Ossoff becomes the first Jewish senator from Georgia, a former Confederate state. At 33, he will be the youngest sitting U.S. senator. He maintained a tight lead over Republican Sen. David Perdue, whose six-year term expired on Sunday. A former congressional aide and television documentary producer, Ossoff claimed victory early Wednesday before the AP and other news organizations declared him the winner.
His victory gave Democrats full control of Congress, ensuring that President-elect Joe Biden and Democratic lawmakers can more easily enact their legislative agenda.
Warnock becomes the first Black U.S. senator from Georgia. He is the senior pastor of Ebenezer Baptist Church in Atlanta, the church once led by civil rights leader Martin Luther King Jr. Warnock defeated Republican incumbent Sen. Kelly Loeffler in a race that was called by Edison Research and The Associated Press early Wednesday after the candidates exchanged leads overnight.
Warnock and Ossoff needed heavy turnout from African American voters, as did Biden two months ago, when his popularity with Black voters and other groups allowed him to capture Georgia’s 16 electoral votes by a margin of almost 12,000 out of 5 million votes cast.
Warnock’s win also crystalizes a years-long political shift in Georgia, where growing numbers of minorities and college-educated residents have helped turn the state from a longtime Republican stronghold into a swing state.
“Georgia is in such an incredible place when you think of the arc of our history,” Warnock said Wednesday on ABC’s Good Morning America news show. “This is the reversal of the old Southern strategy that sought to divide people.”
Biden quickly commended Warnock and Ossoff on Wednesday before Ossoff was declared the winner.
“I congratulate the people of Georgia, who turned out in record numbers once again, just as they did in November, to elect two new senators, demand action, and call on our elected leaders to end the gridlock and move us forward as a nation,” Biden said in a statement.
Going into Tuesday’s voting, Republicans controlled the 100-seat Senate with a 50-48 advantage, needing to win one of the Georgia contests to keep their majority and act as a bulwark against Biden’s legislative proposals after he is inaugurated Jan. 20.
With these victories, Democrats gained a 50-50 partisan split with Republicans, with Vice President-elect Kamala Harris positioned to cast the tie-breaking votes in the Democrats’ favor.
With Democrats in control of both houses of Congress, Biden will likely offer more sweeping proposals to bolster health care in the United States, tighten environmental controls that were eased during the four-year tenure of Trump and try to make it easier for immigrants to gain U.S. citizenship.
Republican control of the Senate would have made Biden’s political life more difficult and likely forced protracted negotiations between his administration and Republican lawmakers on contentious issues.

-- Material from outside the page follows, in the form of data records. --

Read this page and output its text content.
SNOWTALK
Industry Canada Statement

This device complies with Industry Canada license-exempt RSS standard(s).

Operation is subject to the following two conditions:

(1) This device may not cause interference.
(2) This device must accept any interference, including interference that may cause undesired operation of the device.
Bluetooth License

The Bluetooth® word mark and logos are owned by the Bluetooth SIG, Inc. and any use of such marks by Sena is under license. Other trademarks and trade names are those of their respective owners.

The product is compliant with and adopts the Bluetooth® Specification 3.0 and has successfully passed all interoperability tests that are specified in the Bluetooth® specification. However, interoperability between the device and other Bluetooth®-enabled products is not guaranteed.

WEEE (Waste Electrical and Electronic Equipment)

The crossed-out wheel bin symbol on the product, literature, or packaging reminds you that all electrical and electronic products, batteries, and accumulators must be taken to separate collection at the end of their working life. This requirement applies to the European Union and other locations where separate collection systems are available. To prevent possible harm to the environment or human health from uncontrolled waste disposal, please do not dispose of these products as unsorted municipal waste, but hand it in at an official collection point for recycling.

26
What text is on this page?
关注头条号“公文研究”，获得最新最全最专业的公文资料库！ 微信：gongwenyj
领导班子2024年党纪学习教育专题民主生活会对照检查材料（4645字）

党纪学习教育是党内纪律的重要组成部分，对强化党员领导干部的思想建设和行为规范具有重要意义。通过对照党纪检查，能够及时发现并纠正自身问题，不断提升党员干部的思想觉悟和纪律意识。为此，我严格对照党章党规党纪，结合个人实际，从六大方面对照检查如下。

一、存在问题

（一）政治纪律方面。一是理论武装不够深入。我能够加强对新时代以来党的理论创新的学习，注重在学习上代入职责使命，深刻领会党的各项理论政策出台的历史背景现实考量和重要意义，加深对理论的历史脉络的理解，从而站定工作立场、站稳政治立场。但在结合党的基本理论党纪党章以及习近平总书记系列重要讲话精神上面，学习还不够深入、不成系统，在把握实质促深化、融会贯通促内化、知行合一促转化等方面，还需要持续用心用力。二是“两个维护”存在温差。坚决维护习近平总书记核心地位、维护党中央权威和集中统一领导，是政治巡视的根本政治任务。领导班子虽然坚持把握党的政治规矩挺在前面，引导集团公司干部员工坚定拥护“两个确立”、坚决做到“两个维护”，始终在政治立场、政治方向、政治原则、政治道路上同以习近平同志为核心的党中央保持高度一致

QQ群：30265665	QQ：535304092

The controlling party in the chamber also sets the legislative calendar, determining which issues are voted on while also holding a majority on each of the Senate’s issue-specific committees where potential laws are first considered.

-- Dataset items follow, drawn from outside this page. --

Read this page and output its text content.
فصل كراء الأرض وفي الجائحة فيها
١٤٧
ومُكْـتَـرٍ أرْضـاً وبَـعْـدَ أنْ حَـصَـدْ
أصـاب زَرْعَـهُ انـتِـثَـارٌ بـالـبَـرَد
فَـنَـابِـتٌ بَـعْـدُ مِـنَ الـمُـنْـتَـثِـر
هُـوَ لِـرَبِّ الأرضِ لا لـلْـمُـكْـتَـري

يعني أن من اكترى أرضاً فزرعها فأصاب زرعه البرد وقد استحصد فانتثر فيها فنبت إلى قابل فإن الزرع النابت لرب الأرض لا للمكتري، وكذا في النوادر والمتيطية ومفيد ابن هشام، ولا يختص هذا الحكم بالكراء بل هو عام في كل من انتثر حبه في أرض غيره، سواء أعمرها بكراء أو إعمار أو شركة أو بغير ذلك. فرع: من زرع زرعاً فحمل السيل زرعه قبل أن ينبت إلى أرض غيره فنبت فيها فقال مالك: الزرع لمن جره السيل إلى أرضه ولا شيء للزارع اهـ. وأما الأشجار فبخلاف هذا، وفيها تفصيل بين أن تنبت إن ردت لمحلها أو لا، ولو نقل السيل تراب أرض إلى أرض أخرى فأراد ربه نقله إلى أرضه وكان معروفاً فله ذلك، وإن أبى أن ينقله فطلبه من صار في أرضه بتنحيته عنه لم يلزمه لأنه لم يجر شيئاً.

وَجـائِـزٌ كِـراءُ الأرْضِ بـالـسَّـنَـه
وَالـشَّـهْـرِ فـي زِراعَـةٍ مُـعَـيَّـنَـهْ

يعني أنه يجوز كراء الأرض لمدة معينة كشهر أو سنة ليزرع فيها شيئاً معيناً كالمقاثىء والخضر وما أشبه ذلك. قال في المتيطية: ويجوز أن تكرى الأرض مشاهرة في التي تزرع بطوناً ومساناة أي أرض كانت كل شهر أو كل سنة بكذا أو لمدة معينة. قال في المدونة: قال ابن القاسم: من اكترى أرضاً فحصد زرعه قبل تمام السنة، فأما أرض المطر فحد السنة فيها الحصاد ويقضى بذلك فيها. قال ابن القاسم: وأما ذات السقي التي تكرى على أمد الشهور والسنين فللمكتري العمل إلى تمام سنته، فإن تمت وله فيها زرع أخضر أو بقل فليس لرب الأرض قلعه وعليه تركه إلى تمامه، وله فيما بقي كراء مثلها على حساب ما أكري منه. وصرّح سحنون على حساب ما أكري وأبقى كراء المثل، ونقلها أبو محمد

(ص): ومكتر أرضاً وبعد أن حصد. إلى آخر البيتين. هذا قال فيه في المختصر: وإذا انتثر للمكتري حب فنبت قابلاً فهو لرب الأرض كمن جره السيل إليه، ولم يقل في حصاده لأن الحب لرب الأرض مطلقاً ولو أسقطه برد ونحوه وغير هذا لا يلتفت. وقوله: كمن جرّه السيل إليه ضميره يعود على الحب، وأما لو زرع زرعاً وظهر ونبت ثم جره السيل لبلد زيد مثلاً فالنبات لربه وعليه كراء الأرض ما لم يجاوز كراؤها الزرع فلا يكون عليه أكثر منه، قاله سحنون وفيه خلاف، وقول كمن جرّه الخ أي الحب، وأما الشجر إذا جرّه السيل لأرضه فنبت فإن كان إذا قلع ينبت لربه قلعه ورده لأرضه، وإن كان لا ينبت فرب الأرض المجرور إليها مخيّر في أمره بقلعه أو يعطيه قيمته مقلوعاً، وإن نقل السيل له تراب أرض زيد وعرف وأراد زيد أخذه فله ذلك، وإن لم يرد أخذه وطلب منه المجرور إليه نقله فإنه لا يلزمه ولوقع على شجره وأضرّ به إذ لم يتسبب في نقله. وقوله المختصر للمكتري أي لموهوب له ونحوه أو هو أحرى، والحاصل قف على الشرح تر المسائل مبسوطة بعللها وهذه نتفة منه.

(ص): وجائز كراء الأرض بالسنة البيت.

The Perdue-Ossoff and Loeffler-Warnock contests were made necessary because none of the four candidates won a majority in the first round of voting in November.

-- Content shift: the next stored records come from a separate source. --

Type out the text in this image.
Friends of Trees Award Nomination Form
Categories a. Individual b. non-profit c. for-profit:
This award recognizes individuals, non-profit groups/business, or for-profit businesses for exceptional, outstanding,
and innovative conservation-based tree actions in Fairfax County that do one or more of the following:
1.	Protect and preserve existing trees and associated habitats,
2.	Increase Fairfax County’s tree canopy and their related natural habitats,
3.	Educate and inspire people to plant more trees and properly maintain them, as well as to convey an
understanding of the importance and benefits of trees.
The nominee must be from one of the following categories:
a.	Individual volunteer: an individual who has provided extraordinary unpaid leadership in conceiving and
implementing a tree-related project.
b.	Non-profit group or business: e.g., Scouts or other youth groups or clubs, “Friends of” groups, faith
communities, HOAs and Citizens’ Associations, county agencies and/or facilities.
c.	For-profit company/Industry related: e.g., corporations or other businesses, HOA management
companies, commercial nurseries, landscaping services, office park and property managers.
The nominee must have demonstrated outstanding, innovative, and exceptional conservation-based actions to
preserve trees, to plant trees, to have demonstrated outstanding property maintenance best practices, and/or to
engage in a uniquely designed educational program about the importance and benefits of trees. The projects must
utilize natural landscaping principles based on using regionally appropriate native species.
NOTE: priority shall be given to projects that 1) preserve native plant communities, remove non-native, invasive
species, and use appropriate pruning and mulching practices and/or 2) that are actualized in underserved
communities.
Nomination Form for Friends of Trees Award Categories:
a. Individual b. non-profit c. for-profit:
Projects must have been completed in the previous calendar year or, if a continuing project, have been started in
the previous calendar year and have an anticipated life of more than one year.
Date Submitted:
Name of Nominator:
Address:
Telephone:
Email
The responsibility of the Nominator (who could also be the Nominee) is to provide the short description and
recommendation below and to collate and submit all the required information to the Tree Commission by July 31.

Voter turnout was robust on Tuesday, with long lines of voters snaking into polling places, and came after nearly 3.1 million people cast ballots before the official Election Day. Five million votes were cast in Georgia in the November balloting that included Biden’s race against President Donald Trump.
Trump has repeatedly claimed without evidence that he was defrauded out of winning the state, pleading in an extraordinary phone call last weekend with Georgia Secretary of State Brad Raffensperger to find him 11,780 more votes — enough to upend the Biden win by a single vote. But Raffensperger, a Republican, rebuffed Trump, saying he was “just plain wrong” in contending he was cheated out of a victory in the state.
Trump continued to make false claims Wednesday, tweeting that Georgia elections officials “just happened to find 50,000 ballots late last night. The USA is embarrassed by fools. Our Election Process is worse than that of third world countries.”
Georgia election official Gabe Sterling dismissed Trump’s claims, declaring Wednesday there was “no evidence of any irregularities” in Tuesday’s election.
“The biggest thing we’ve seen is from the president’s fertile mind of finding fraud where none exists.”
Election Day exit polls conducted by Edison Research indicated about seven in 10 Georgia voters were confident that the votes in Tuesday’s runoff elections would be counted accurately. Democrats were far more confident than Republicans.